Jour J moins 24
20 jours depuis que j'ai terminé de travailler.
Comme vous savez, notre départ approche à grands pas. J’ai pensé faire cet article, car on me pose souvent les mêmes questions. Aussi, ça va me permettre d’avoir un souvenir de ce moment unique. Arrêter de travailler pour de bon, ça n’arrive pas souvent dans une vie. Alors, je commence.
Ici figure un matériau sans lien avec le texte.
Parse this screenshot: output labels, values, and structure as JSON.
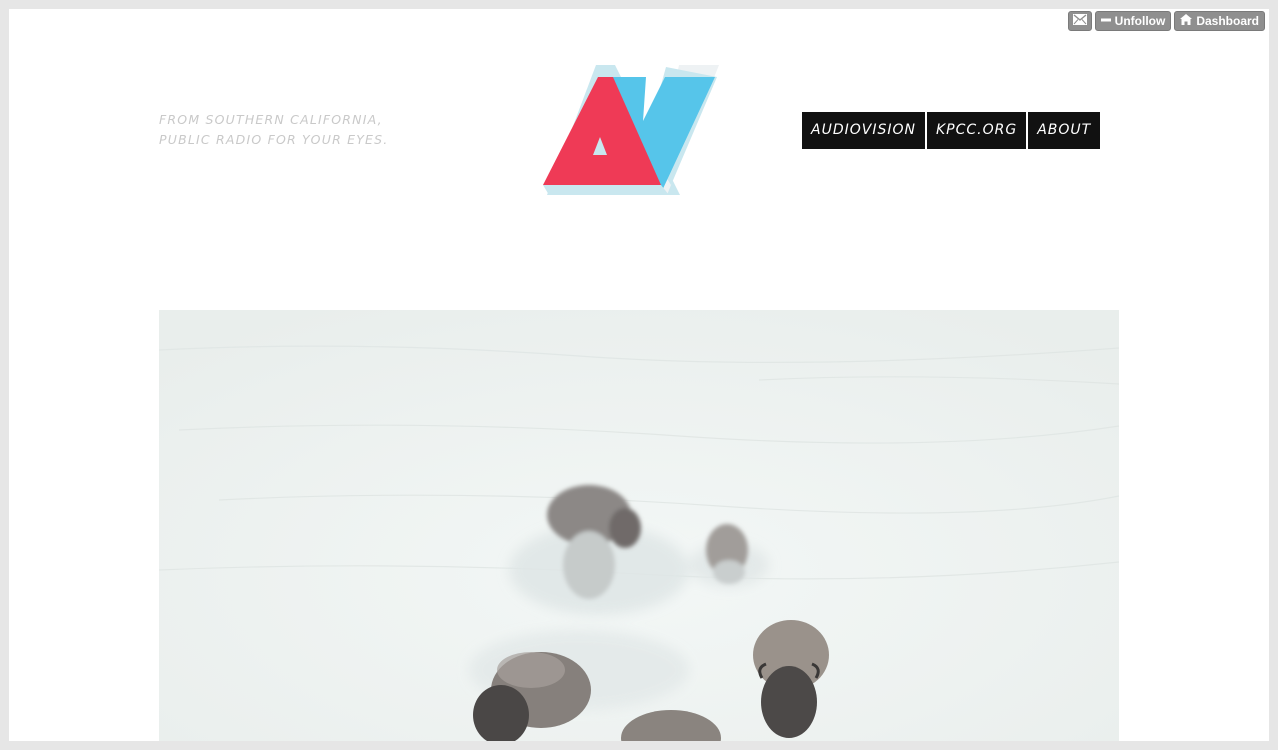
{
  "tumblr_controls": {
    "mail_icon": "envelope-icon",
    "unfollow_icon": "minus-icon",
    "unfollow_label": "Unfollow",
    "dashboard_icon": "home-icon",
    "dashboard_label": "Dashboard"
  },
  "header": {
    "tagline_line1": "FROM SOUTHERN CALIFORNIA,",
    "tagline_line2": "PUBLIC RADIO FOR YOUR EYES."
  },
  "logo": {
    "name": "AV",
    "colors": {
      "red": "#ef3a56",
      "blue": "#56c5ea",
      "pale": "#c9e7ef",
      "shadow": "#eef2f4"
    }
  },
  "nav": {
    "items": [
      {
        "label": "AUDIOVISION"
      },
      {
        "label": "KPCC.ORG"
      },
      {
        "label": "ABOUT"
      }
    ]
  },
  "post": {
    "image_subject": "bison running through snow"
  }
}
Depuis le 1er mars, je suis retraité et je me fais toujours demander comment c’est de ne plus travailler. Pour le moment, je ne sais pas trop encore. Je ne réalise pas. Je me sens un peu en vacances, mais pas trop, car j’ai beaucoup de tâches à faire avant le départ. Je suis vraiment occupé, donc pour le moment ça va. Depuis une dizaine de jours, je constate des changements physiques et mentaux. Je dors mieux, je prends conscience que j’étais vraiment stressée. Si je me réveillais la nuit, mon cerveau pouvait partir en vrille et je passais vraiment trop de temps éveillée durant la nuit. Aussi, je rêvais beaucoup du travail, que je faisais des erreurs. Tout cela perturbait mes nuits. Maintenant, je dors une nuit complète. Aussi, quoi de mieux que de se lever sans cadran? Je ne me lève pas très tard, mais je dors environ une heure de plus le matin, et ça, c’est le rêve. Je constate aussi que j’ai vraiment moins de problèmes de tunnel carpien et de bas du dos. Je sais, mon travail était physique, mais prendre conscience des bienfaits si rapidement sur mon corps, je n’y crois pas. Si moi, je ne réalise pas encore que je ne travaille plus, mon corps, lui, me remercie.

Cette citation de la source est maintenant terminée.